Else opened the door. At the far end of the laboratory, Mortensen and Wolff sat before a blackboard covered with tempting equations and diagrams.
The first time Else had come to confront Mortensen, he’d been asking Wolff about methods to separate isotopes of large atoms. He hadn’t mentioned uranium, but he didn’t have to. If the unstable U-235 isotope could be separated out of uranium ore, the applications for energy would be enormous. And for weaponry.
Wolff had adamantly shut down that line of discussion.
And Else couldn’t let even physics distract her now.
As she marched, she dug her hand into her lab coat pocket and wrapped her fingers around the warm wood of the little dog from Hemming. His promise to pray infused more strength into her.
About six feet from the physicists, Else stopped, and Mrs. Iversen drew up beside her. Wolff smiled at them, but Mortensen kept talking.
Time to yelp. Else was done being nice to Mortensen. She’d continue to be kind, but not nice. For too long she’d confused the two.
She cleared her throat.
Mortensen cut his gaze her way. “What is it now, Jensen?”

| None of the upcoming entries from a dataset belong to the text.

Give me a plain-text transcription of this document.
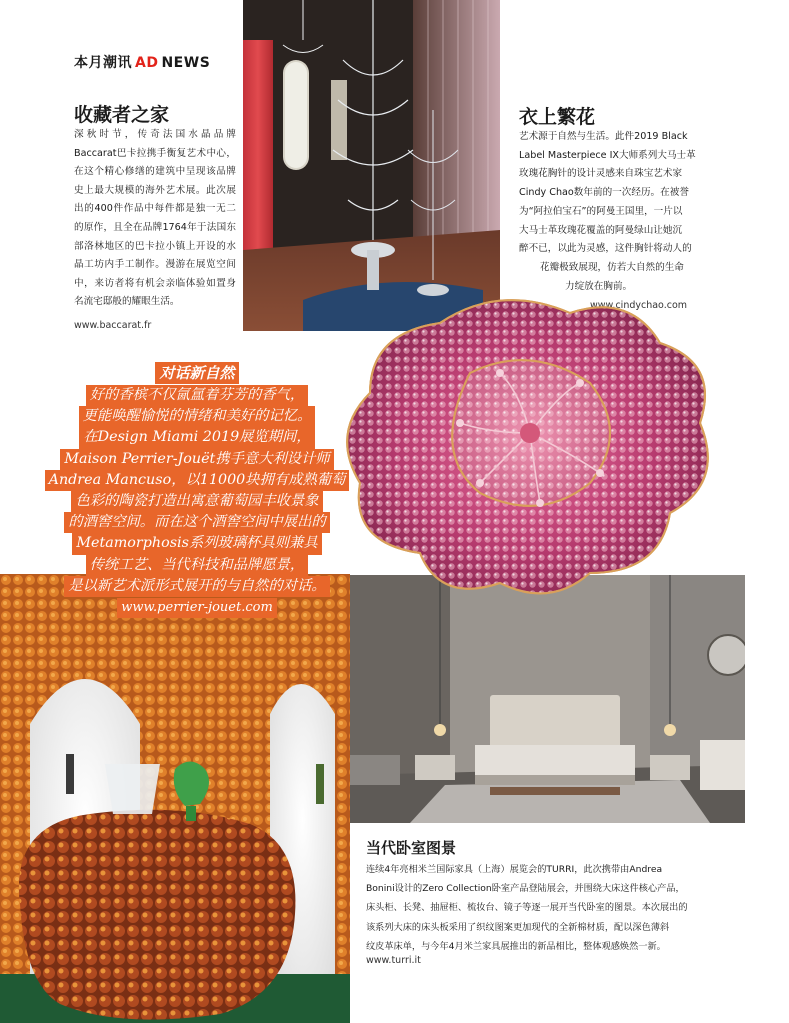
本月潮讯 AD NEWS
收藏者之家
深秋时节，传奇法国水晶品牌Baccarat巴卡拉携手衡复艺术中心，在这个精心修缮的建筑中呈现该品牌史上最大规模的海外艺术展。此次展出的400件作品中每件都是独一无二的原作，且全在品牌1764年于法国东部洛林地区的巴卡拉小镇上开设的水晶工坊内手工制作。漫游在展览空间中，来访者将有机会亲临体验如置身名流宅邸般的耀眼生活。
www.baccarat.fr
衣上繁花
艺术源于自然与生活。此件2019 Black
Label Masterpiece IX大师系列大马士革
玫瑰花胸针的设计灵感来自珠宝艺术家
Cindy Chao数年前的一次经历。在被誉
为“阿拉伯宝石”的阿曼王国里，一片以
大马士革玫瑰花覆盖的阿曼绿山让她沉
醉不已，以此为灵感，这件胸针将动人的
花瓣极致展现，仿若大自然的生命
力绽放在胸前。
www.cindychao.com
对话新自然
好的香槟不仅氤氲着芬芳的香气，
更能唤醒愉悦的情绪和美好的记忆。
在Design Miami 2019展览期间，
Maison Perrier-Jouët携手意大利设计师
Andrea Mancuso，以11000块拥有成熟葡萄
色彩的陶瓷打造出寓意葡萄园丰收景象
的酒窖空间。而在这个酒窖空间中展出的
Metamorphosis系列玻璃杯具则兼具
传统工艺、当代科技和品牌愿景，
是以新艺术派形式展开的与自然的对话。
www.perrier-jouet.com
当代卧室图景
连续4年亮相米兰国际家具（上海）展览会的TURRI，此次携带由Andrea
Bonini设计的Zero Collection卧室产品登陆展会，并围绕大床这件核心产品，
床头柜、长凳、抽屉柜、梳妆台、镜子等逐一展开当代卧室的图景。本次展出的
该系列大床的床头板采用了织纹图案更加现代的全新棉材质，配以深色薄斜
纹皮革床单，与今年4月米兰家具展推出的新品相比，整体观感焕然一新。
www.turri.it
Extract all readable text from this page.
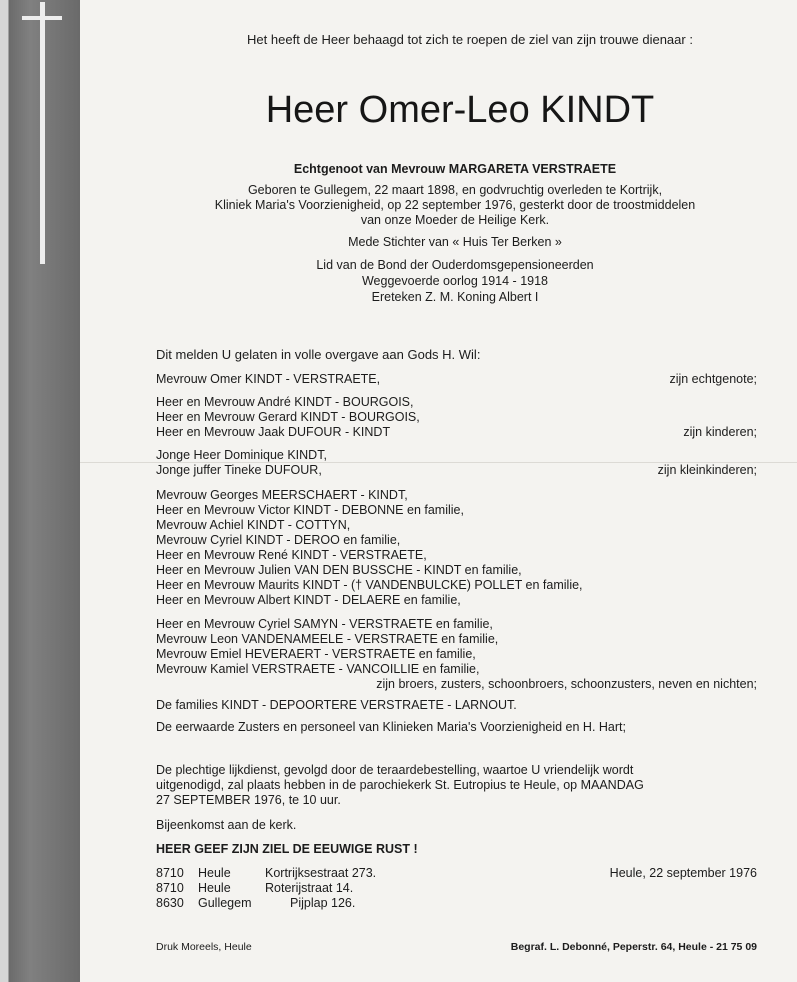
Het heeft de Heer behaagd tot zich te roepen de ziel van zijn trouwe dienaar :
Heer Omer-Leo KINDT
Echtgenoot van Mevrouw MARGARETA VERSTRAETE
Geboren te Gullegem, 22 maart 1898, en godvruchtig overleden te Kortrijk,
Kliniek Maria's Voorzienigheid, op 22 september 1976, gesterkt door de troostmiddelen
van onze Moeder de Heilige Kerk.
Mede Stichter van « Huis Ter Berken »
Lid van de Bond der Ouderdomsgepensioneerden
Weggevoerde oorlog 1914 - 1918
Ereteken Z. M. Koning Albert I
Dit melden U gelaten in volle overgave aan Gods H. Wil:
Mevrouw Omer KINDT - VERSTRAETE,	zijn echtgenote;
Heer en Mevrouw André KINDT - BOURGOIS,
Heer en Mevrouw Gerard KINDT - BOURGOIS,
Heer en Mevrouw Jaak DUFOUR - KINDT	zijn kinderen;
Jonge Heer Dominique KINDT,
Jonge juffer Tineke DUFOUR,	zijn kleinkinderen;
Mevrouw Georges MEERSCHAERT - KINDT,
Heer en Mevrouw Victor KINDT - DEBONNE en familie,
Mevrouw Achiel KINDT - COTTYN,
Mevrouw Cyriel KINDT - DEROO en familie,
Heer en Mevrouw René KINDT - VERSTRAETE,
Heer en Mevrouw Julien VAN DEN BUSSCHE - KINDT en familie,
Heer en Mevrouw Maurits KINDT - († VANDENBULCKE) POLLET en familie,
Heer en Mevrouw Albert KINDT - DELAERE en familie,
Heer en Mevrouw Cyriel SAMYN - VERSTRAETE en familie,
Mevrouw Leon VANDENAMEELE - VERSTRAETE en familie,
Mevrouw Emiel HEVERAERT - VERSTRAETE en familie,
Mevrouw Kamiel VERSTRAETE - VANCOILLIE en familie,
zijn broers, zusters, schoonbroers, schoonzusters, neven en nichten;
De families KINDT - DEPOORTERE VERSTRAETE - LARNOUT.
De eerwaarde Zusters en personeel van Klinieken Maria's Voorzienigheid en H. Hart;
De plechtige lijkdienst, gevolgd door de teraardebestelling, waartoe U vriendelijk wordt
uitgenodigd, zal plaats hebben in de parochiekerk St. Eutropius te Heule, op MAANDAG
27 SEPTEMBER 1976, te 10 uur.
Bijeenkomst aan de kerk.
HEER GEEF ZIJN ZIEL DE EEUWIGE RUST !
8710 Heule	Kortrijksestraat 273.
8710 Heule	Roterijstraat 14.
8630 Gullegem	Pijplap 126.
Heule, 22 september 1976
Druk Moreels, Heule	Begraf. L. Debonné, Peperstr. 64, Heule - 21 75 09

Else raised a benign smile. “Mrs. Iversen and I have asked to speak with you in private twice today. You promised we could do so by the end of the day. It’s the end of the day.”
Mortensen ran one hand through the sandy waves of his hair. “What do you want me to do, Jensen? Dismiss Wolff? Or abandon him while I attend to you?”
He meant for her to say no to both options, to admit her request was rude, to back away. Else kept her voice steady. “I want to speak to you, and so does Mrs. Iversen.”
“Today,” the secretary said. “And I go home in ten minutes.”
Wolff turned his chair to face the women, scraping wooden legs on the wooden floor. “Pardon me, ladies. But is this something you don’t wish me to hear?”
Else studied the challenging look on the senior physicist’s face. She’d wanted to speak with Mortensen in private so she wouldn’t humiliate him as he’d humiliated her. But if he refused the privacy she offered . . .
“No,” she said. “I don’t mind if you hear.”
“Proceed.” One corner of Wolff’s mouth flicked up.
Mortensen groaned. “Be quick.”
Else met his gaze, determined to confront with strength and compassion, the same way Hemming had confronted her.
One last squeeze to the little dog. “Almost every day, you ask me to perform secretarial tasks, work I’m not trained to do. Meanwhile, Mrs. Iversen’s talents go to waste.”
“I’m bored.” Frustration rose in the secretary’s voice. “I want to do my own work again.”
Mortensen’s face went still. Cold.
Else refused to shiver. “Likewise, you send me on errands, but that’s work for graduate students. We all ran errands as students, and they should pay their dues too. From now on, I will remain in the lab to do the work of an assistant physicist.”